Regarding the role of religion in world affairs today, Tom rightly points to areas where religion continues to play an important role. He mentions the civil religion of the United States, which to my mind presents an interesting irony. The founders of the United States of America generally viewed the legacy of Constantine and Eusebius in a negative light. They very pointedly did not want to imitate Constantine and found a new Christian Byzantine Empire, and they certainly did not want a sacred monarch to rule over them in the name of God. Nonetheless, in launching a nation with a worldwide mission to spread peace and justice under God’s providence, they may have resembled the Constantinian heritage more strongly than they would have cared to admit. Constantine affirmed religious freedom in principle but also set ominous precedents in legislation regarding Jews; the Constitution of the United States promised the free exercise of religion, but this was never granted to enslaved African-American Muslims. Moreover, the God-given “Manifest Destiny” of the United States meant repeated attacks upon the people of the First Nations of the land, the Native Americans. The experience of sacred empire and religious freedom in the United States involves a complex, conflicted, and sometimes contradictory relationship with the Constantinian heritage. Reinhold Niebuhr warned that we should be distrustful of those who pretend to play the role of God in history, warning: “All historic virtues and achievements are more ambiguous and fragmentary, than we are inclined to believe.” 
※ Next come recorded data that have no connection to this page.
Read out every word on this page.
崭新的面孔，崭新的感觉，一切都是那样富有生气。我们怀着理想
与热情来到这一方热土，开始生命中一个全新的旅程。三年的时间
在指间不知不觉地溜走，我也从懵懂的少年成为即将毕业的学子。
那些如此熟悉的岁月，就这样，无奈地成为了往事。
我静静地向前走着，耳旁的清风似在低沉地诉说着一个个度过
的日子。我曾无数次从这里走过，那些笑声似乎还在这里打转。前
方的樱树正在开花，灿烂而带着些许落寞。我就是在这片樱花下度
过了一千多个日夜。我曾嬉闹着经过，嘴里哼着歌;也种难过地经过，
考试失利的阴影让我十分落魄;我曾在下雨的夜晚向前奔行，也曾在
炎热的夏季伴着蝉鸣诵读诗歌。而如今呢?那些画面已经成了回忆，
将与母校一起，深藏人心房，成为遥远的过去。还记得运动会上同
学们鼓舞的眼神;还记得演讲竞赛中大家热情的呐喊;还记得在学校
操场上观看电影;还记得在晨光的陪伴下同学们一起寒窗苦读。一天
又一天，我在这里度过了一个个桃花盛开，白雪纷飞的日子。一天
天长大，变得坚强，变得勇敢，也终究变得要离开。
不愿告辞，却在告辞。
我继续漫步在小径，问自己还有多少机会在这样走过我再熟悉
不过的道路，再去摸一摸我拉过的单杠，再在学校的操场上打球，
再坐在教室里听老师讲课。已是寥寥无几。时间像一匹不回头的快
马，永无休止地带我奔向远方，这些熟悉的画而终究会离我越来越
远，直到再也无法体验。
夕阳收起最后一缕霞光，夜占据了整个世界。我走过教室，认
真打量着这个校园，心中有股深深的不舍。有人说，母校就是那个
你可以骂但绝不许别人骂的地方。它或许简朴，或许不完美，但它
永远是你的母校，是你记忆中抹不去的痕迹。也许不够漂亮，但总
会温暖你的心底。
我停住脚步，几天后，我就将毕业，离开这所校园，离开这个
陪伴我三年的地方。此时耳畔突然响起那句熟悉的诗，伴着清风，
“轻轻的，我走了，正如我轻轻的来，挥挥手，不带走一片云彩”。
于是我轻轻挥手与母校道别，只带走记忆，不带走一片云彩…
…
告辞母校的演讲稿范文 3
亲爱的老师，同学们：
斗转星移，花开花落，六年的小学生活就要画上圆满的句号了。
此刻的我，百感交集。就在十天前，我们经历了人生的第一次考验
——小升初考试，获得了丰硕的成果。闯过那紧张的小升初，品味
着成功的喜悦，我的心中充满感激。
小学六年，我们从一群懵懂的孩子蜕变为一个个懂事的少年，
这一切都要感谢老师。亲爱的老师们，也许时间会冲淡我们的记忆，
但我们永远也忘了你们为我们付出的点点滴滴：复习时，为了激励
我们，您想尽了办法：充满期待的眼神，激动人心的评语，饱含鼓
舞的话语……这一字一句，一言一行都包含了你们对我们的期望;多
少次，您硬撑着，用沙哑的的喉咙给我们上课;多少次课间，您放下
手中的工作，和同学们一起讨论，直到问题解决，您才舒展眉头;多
Tom also mentions the possibility of transregional catastrophes altering the current international system and possibly giving rise to new religious movements. The current debacle of migrants from North Africa and the Middle East seeking refuge in Europe may be a harbinger of far larger forced migrations to come. Some scholars, including Prof. Norman Myers of Oxford University, have warned of massive forced migration due to global warming in the coming decades, possibly affecting 200 million people; Secretary of State John Kerry recently made a similar warning at a State Department conference on climate change. Pope Francis’s recent encyclical Laudato Si places the issue of integral ecology at the center of the international interreligious agenda, and he may well raise this issue before both the US Congress and the UN General Assembly during this coming week. Time will tell what effect religious interventions may have on this ongoing challenge.